Afforestation of marginal land has been recommended by the Intergovernmental Panel on Climate Change (IPCC) as a means of enhancing the capacity of soil to act as a carbon (C) sink. However, the success of this practice is variable and depends on many factors, including the type of land management used. In this study, we quantified and compared the C stocks in two highly productive agricultural soils afforested with poplar 10 years before the study and in adjacent soils still used for agricultural purposes. One of the agricultural soils was sown with grass and maize in a crop rotation system and the other was alternately sown with maize (6 months) and left fallow (6 months). In all soils, we estimated the C pools associated with the live biomass (including the C extracted by harvesting in the cropped soils in the 10 years since afforestation), dead biomass, amount of fertiliser added (quantifying all inputs of C added as fertiliser in the cropped soils since the start of afforestation) and the soil organic matter (0–100 cm), to enable estimation of the total C stocks in the ecosystem.

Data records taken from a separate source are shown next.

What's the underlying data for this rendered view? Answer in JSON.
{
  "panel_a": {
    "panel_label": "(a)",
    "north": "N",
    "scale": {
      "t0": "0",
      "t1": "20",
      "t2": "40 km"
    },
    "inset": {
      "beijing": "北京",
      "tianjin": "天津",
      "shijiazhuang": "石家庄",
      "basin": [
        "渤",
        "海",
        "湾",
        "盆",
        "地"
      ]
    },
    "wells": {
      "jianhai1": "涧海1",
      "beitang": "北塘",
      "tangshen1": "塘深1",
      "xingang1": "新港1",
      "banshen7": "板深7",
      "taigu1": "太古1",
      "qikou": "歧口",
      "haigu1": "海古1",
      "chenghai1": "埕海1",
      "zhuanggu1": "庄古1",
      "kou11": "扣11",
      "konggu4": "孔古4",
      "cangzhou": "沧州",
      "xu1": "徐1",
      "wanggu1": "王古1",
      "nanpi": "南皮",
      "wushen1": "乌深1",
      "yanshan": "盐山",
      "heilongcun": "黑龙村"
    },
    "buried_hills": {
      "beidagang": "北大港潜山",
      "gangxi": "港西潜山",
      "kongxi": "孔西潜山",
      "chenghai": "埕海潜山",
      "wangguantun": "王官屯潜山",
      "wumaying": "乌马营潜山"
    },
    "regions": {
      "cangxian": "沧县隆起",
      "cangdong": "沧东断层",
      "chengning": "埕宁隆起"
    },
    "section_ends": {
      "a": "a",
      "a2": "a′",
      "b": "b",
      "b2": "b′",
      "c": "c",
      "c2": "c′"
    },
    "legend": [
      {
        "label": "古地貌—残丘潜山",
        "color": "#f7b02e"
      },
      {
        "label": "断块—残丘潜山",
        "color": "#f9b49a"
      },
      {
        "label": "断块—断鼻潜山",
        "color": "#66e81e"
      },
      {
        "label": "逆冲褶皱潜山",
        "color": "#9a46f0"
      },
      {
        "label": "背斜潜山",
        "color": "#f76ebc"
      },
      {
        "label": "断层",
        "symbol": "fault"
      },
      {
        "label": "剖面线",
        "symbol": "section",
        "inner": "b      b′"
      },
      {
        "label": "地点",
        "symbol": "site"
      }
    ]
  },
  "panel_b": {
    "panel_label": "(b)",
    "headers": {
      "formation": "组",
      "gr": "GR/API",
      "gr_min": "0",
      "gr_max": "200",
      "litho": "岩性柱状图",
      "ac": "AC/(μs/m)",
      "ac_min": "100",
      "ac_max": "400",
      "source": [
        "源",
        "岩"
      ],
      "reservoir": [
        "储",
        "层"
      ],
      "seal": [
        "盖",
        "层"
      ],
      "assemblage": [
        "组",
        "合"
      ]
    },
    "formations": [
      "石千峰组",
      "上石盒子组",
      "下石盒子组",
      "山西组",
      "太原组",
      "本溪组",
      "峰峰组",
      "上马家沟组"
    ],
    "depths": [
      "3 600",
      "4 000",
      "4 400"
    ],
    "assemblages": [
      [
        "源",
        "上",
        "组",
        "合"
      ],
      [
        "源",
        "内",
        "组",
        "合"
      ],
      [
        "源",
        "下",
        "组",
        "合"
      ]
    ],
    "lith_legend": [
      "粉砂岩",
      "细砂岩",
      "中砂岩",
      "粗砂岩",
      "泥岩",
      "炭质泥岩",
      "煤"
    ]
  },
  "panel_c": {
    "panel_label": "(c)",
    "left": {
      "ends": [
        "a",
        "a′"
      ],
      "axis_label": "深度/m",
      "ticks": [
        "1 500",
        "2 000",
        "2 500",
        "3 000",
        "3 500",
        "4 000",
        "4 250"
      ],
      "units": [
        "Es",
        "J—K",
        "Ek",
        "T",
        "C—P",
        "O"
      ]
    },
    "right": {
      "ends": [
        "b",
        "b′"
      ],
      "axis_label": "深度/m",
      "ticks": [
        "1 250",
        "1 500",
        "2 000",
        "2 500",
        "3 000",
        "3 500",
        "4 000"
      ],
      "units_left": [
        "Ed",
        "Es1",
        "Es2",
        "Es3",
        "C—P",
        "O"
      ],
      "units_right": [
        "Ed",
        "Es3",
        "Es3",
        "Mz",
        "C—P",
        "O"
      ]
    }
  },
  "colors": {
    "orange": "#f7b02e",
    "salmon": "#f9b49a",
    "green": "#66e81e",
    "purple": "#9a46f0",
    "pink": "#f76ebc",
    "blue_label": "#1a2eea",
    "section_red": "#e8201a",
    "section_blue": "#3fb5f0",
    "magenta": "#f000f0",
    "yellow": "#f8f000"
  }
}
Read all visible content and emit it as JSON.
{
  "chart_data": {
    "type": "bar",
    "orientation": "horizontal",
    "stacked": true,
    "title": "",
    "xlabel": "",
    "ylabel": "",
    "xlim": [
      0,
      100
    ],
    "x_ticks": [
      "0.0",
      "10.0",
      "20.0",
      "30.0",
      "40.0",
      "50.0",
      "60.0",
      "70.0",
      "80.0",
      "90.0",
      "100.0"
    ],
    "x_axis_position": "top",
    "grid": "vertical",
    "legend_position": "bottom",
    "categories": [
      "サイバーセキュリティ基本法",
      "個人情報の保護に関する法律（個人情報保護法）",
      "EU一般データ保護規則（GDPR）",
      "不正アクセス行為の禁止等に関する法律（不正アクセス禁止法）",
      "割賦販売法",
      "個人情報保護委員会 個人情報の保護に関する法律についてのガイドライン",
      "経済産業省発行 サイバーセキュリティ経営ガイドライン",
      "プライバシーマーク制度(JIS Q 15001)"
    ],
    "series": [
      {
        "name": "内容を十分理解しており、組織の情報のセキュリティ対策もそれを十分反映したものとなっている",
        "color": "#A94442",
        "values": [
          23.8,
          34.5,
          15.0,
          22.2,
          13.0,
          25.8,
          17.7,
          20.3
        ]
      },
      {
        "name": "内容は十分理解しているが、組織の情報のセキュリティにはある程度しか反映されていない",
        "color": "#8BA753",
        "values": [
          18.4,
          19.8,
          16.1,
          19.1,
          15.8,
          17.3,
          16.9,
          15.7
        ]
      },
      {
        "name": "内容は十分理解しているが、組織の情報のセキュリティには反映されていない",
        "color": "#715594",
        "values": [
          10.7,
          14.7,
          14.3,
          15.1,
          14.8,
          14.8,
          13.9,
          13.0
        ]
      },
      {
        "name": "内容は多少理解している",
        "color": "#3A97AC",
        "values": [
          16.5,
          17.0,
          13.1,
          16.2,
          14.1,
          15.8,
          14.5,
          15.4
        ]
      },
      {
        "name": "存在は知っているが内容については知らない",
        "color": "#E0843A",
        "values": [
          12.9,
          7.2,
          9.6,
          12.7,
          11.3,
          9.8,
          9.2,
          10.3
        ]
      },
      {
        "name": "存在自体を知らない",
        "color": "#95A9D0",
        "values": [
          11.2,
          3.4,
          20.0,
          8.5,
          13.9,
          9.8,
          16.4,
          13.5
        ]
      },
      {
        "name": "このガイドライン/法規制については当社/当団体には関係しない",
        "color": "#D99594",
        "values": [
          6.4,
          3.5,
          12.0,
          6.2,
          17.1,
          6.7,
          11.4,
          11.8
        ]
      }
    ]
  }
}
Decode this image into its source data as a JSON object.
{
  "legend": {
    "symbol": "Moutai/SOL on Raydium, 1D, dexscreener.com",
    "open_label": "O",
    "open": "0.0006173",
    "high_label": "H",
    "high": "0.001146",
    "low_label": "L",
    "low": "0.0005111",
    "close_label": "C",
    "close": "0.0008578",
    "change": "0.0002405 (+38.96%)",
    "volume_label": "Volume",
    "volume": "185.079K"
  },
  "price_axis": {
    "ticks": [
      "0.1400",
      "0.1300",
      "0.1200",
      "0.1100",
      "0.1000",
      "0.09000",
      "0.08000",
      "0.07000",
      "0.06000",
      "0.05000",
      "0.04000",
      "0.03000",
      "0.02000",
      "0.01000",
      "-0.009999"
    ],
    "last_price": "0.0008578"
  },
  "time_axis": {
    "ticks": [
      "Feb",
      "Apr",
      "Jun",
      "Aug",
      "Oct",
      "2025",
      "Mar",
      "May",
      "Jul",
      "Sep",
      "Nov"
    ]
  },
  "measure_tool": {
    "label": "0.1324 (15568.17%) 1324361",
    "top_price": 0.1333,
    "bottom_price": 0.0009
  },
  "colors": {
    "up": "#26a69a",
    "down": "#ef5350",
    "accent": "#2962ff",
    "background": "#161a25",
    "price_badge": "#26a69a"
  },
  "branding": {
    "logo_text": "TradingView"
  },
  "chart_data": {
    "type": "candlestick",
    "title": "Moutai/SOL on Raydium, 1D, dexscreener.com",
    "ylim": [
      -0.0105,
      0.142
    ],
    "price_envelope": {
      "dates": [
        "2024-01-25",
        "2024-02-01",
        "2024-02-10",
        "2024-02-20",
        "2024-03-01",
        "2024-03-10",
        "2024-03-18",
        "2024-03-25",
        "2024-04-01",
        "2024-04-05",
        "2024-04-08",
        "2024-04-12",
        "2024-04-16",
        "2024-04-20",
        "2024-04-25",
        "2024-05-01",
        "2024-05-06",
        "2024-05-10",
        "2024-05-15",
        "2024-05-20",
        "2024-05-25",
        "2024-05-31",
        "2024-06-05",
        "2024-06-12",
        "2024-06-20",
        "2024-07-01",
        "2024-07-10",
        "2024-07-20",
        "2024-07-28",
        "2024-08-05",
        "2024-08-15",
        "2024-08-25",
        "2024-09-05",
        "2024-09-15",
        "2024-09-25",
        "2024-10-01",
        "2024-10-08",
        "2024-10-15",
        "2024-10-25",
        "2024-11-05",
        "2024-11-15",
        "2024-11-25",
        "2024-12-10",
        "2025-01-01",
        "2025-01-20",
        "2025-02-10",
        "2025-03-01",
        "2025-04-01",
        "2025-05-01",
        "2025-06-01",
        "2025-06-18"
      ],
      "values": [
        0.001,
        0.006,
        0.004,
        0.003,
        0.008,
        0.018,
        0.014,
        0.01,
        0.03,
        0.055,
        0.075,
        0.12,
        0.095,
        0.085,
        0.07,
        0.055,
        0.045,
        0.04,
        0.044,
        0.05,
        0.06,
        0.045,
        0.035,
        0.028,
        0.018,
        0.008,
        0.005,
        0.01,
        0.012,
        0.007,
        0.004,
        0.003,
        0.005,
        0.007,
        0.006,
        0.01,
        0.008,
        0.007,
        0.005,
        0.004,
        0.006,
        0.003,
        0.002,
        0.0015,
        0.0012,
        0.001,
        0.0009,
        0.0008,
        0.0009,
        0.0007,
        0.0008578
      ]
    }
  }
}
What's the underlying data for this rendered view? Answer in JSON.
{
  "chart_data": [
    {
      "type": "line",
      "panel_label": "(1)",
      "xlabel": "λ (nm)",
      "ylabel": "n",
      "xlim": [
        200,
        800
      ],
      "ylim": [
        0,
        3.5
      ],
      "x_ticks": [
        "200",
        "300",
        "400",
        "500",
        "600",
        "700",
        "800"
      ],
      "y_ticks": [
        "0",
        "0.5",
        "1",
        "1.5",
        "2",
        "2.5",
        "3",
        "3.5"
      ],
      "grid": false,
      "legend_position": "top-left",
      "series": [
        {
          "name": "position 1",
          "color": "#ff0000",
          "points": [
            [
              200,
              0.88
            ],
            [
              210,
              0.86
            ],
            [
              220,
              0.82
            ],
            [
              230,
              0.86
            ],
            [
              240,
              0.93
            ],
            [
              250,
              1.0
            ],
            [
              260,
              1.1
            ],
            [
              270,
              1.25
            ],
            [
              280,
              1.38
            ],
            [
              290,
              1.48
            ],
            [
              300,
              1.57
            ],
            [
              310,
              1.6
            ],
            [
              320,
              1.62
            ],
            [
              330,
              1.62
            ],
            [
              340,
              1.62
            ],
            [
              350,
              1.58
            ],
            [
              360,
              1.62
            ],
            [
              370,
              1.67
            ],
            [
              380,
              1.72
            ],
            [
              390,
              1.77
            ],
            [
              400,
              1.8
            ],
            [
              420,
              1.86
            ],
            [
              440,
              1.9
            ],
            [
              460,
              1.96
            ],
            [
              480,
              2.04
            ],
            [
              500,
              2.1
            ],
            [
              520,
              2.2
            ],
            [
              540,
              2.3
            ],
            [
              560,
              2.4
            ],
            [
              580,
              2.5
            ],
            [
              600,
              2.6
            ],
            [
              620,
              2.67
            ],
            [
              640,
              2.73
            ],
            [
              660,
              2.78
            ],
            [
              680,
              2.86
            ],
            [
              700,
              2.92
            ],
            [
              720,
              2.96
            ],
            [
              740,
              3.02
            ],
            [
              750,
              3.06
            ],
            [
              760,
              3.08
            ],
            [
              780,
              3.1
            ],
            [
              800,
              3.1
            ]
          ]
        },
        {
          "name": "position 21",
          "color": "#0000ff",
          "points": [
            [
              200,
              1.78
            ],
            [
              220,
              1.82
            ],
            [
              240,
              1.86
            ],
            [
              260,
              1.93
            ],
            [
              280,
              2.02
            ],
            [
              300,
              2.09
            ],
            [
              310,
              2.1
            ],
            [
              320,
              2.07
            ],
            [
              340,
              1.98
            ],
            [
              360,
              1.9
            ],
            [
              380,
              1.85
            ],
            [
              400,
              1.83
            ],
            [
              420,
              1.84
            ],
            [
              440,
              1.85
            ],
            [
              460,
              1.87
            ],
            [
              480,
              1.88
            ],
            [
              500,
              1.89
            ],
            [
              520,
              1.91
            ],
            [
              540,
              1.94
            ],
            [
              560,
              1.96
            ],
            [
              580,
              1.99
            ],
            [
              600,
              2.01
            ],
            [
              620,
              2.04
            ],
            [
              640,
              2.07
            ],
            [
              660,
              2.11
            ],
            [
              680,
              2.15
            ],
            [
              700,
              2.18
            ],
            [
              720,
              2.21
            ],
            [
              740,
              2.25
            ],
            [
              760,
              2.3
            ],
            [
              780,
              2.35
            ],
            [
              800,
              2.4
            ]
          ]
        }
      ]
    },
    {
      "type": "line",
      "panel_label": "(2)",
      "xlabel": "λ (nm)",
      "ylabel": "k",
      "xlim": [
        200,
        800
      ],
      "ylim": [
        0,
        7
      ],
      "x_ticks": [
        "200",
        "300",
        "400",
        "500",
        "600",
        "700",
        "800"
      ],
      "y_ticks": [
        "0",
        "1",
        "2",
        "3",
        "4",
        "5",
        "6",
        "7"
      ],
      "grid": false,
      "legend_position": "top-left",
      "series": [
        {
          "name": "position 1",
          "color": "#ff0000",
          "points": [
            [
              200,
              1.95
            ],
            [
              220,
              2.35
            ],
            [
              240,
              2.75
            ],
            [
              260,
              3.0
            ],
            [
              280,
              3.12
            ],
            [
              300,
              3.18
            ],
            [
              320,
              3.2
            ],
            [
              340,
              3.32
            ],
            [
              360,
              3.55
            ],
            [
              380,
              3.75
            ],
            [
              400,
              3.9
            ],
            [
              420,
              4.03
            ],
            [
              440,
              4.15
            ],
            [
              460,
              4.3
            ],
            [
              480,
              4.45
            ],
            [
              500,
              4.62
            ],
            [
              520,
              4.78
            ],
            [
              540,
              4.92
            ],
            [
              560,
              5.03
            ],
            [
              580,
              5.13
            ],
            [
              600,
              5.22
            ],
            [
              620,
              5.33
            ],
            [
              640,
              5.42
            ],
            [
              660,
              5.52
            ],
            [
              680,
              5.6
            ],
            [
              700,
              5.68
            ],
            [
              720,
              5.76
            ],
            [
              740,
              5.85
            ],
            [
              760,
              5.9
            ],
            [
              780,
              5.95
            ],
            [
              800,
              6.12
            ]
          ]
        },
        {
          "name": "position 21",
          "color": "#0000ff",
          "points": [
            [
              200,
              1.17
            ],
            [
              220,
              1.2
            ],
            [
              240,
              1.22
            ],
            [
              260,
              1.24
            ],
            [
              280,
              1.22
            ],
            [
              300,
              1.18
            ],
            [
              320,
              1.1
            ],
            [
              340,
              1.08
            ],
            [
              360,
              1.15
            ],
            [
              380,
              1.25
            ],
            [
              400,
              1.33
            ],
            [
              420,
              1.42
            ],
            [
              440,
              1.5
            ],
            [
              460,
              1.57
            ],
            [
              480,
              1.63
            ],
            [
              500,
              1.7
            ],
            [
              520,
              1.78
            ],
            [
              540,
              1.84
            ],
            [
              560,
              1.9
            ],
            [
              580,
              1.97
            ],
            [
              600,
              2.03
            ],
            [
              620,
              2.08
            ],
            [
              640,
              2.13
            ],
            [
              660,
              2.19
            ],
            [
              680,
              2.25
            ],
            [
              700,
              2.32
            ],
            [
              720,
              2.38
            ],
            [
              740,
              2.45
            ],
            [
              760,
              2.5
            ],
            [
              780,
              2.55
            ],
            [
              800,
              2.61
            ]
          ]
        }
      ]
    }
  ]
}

Afforestation had different effects on the various C pools. Thus, although afforestation enhanced the C sink capacity of the ecosystem when carried out on agricultural land, the degree to which this occurred varied according to previous land use. The increase in C stocks that occurred from afforestation was lower in the plots employing maize-grass rotation, compared to those with maize-fallow rotation. The ecosystem C balance was quite similar in both afforested plots (247.4 and 233.0 Mg C ha−1), while it was quite different in the cultivated plots (182.3 Mg C ha−1 in Laraño; 73.9 Mg C ha−1 in A Barca). Although at both sites the C balance was higher in the afforested plot than in the cultivated plot, the differences were much smaller in Laraño (65.1 Mg C ha−1 higher in the forested plot than in the cultivated plot) than in A Barca (159.1 Mg C ha−1 higher in the forested plot than in the cultivated plot). Our results from highly productive agricultural land are similar to previous findings on marginal land.